"What can I say, the experiment failed" says French interim Prime Minister Jean-Pierre Raffarin. "I think it's safe to say we gave it a fair run but, it's just not our thing."
In the final hours of actual work being done yesterday, France applied for foreign aid in a blanket mass email letter sent to every recognized nation as well as every rebel group, religious group, and even all aspiring land-less nations. "There's a handful of gimme's in the lot who we know are going to do something. The United Nations is always good for a couple Franc's, England still owes us for that whole WWII thing, far as I'm concerned. Then there's a bunch of French speaking countries in Africa who owe us royalties on the language. I think and I heard someone say the break-away Antarctic republic of Ross Ice Shelf was coming to our side too."
Following the announcement unemployment increased only slightly to an unprecedented 100%, but leveled off shortly thereafter. "We don't expect the number as a whole to rise until we have more children." Alcoholism only rose 3% to a total of 46% and absinthe use actually dropped dramatically down to 68%.
A Parisian at a now unstaffed, though fully operational bathhouse offered "Listen to me, we invented kissing with tongue, we invented French ticklers, and I am sure we invented Spanish Fly.
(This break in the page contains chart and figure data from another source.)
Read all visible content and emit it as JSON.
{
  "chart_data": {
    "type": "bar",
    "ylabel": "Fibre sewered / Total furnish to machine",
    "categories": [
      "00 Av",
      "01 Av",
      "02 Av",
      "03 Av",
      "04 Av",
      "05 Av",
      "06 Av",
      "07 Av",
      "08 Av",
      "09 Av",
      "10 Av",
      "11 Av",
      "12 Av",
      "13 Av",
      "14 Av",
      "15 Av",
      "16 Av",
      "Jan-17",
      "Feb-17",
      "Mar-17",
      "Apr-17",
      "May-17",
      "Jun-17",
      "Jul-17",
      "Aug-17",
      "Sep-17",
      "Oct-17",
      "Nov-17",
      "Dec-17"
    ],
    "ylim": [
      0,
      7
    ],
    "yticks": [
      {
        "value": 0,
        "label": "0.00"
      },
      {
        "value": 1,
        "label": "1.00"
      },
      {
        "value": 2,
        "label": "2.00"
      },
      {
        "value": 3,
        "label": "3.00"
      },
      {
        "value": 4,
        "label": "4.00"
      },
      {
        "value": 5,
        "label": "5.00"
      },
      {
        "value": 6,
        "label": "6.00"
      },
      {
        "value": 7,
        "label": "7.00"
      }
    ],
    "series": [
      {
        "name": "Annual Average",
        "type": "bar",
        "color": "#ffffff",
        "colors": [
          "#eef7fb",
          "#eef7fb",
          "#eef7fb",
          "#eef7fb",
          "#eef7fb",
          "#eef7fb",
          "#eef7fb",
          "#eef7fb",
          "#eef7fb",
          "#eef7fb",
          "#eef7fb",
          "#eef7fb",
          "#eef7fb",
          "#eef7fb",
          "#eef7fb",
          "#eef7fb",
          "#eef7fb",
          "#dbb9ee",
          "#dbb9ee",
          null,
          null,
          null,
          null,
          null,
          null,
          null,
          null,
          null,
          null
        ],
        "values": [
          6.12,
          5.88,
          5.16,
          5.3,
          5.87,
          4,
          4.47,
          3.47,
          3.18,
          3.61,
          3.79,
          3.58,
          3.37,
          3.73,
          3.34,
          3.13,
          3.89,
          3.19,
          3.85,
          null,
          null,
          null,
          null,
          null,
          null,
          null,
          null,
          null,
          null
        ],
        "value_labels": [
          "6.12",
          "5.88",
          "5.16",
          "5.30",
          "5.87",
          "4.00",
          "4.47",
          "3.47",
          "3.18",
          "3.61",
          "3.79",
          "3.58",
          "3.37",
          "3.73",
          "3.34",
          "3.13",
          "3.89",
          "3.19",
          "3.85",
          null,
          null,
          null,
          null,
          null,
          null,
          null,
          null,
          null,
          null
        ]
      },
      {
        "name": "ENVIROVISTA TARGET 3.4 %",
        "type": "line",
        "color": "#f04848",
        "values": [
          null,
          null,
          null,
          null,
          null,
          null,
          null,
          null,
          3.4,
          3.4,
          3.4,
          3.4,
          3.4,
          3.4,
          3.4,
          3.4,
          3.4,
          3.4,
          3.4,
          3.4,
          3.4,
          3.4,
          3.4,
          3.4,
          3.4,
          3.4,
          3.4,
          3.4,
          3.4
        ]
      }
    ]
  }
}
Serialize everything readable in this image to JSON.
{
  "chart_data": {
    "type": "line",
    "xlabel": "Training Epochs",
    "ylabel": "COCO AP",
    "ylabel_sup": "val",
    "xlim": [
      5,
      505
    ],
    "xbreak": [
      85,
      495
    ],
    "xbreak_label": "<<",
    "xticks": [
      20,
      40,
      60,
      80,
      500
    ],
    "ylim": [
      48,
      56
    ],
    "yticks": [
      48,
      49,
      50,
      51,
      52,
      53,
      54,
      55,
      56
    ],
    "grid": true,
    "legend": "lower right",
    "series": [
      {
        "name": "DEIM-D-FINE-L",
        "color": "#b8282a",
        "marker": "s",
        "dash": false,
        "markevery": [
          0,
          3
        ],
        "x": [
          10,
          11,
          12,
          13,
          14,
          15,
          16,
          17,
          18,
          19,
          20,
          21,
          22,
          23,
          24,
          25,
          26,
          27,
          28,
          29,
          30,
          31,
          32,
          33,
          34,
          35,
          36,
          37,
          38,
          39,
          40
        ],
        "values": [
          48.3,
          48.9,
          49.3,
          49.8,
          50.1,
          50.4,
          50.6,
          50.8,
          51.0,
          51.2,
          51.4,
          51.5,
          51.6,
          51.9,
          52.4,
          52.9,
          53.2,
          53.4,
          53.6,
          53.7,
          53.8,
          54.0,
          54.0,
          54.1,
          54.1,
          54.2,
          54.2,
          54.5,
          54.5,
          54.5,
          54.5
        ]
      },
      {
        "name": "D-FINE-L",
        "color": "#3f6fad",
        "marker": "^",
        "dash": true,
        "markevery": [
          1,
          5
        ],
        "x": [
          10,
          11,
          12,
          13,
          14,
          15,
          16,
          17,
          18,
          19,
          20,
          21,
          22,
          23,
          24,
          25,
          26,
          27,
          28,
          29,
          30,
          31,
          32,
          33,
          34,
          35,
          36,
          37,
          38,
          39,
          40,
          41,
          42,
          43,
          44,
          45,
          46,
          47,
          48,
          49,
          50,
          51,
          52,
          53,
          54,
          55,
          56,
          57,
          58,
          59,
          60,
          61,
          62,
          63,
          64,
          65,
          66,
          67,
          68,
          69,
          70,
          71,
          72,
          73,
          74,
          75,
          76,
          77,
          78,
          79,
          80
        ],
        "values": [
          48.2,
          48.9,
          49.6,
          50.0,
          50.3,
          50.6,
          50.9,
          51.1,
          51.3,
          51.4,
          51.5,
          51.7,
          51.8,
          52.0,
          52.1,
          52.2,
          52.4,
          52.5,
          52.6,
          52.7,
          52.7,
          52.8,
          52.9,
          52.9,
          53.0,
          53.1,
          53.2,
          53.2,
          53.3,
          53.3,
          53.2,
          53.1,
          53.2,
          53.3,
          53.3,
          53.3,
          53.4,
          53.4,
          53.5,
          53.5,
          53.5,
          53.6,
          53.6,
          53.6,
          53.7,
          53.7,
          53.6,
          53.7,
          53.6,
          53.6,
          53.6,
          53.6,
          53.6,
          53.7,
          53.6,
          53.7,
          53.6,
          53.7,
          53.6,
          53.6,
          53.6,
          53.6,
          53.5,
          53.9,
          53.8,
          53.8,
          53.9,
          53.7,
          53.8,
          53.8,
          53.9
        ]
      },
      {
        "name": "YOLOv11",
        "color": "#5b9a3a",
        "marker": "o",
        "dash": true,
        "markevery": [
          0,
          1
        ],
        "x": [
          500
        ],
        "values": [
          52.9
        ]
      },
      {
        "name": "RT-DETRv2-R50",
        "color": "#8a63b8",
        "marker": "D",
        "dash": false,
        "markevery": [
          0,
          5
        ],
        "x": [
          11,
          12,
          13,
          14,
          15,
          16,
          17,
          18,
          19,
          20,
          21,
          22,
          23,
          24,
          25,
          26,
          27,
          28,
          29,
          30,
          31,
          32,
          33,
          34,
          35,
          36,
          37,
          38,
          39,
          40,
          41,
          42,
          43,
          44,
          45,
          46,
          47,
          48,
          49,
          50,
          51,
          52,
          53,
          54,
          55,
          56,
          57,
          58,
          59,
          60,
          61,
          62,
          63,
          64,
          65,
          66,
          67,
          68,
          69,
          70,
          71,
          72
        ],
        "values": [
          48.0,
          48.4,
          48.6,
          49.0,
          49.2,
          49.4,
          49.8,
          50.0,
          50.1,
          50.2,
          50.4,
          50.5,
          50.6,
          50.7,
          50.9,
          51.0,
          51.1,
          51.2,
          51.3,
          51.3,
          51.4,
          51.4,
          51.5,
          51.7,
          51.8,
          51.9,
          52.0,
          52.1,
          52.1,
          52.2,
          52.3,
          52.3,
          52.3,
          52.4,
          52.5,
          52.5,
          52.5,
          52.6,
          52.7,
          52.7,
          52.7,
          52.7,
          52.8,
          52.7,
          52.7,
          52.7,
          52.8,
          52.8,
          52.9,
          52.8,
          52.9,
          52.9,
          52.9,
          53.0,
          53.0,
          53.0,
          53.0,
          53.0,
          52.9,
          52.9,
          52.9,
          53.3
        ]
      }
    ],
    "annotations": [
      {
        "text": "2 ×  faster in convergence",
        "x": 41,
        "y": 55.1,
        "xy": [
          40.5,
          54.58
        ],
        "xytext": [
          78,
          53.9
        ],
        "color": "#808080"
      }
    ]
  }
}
Don't listen to those damn Spaniards, they just had bigger billboards. Can't you see this is the life we were made for?" The man's name was withheld upon his insistence that he could not actually remember it.
"We have 1015 years of industry to undo and we intend to take it very seriously," reported the Prime Minister. Neighboring Austria upon hearing the news had initially expressed interest in waging their patiently awaited bid on France but soon after decided against it on account of all the "Frenchies" who still occupy.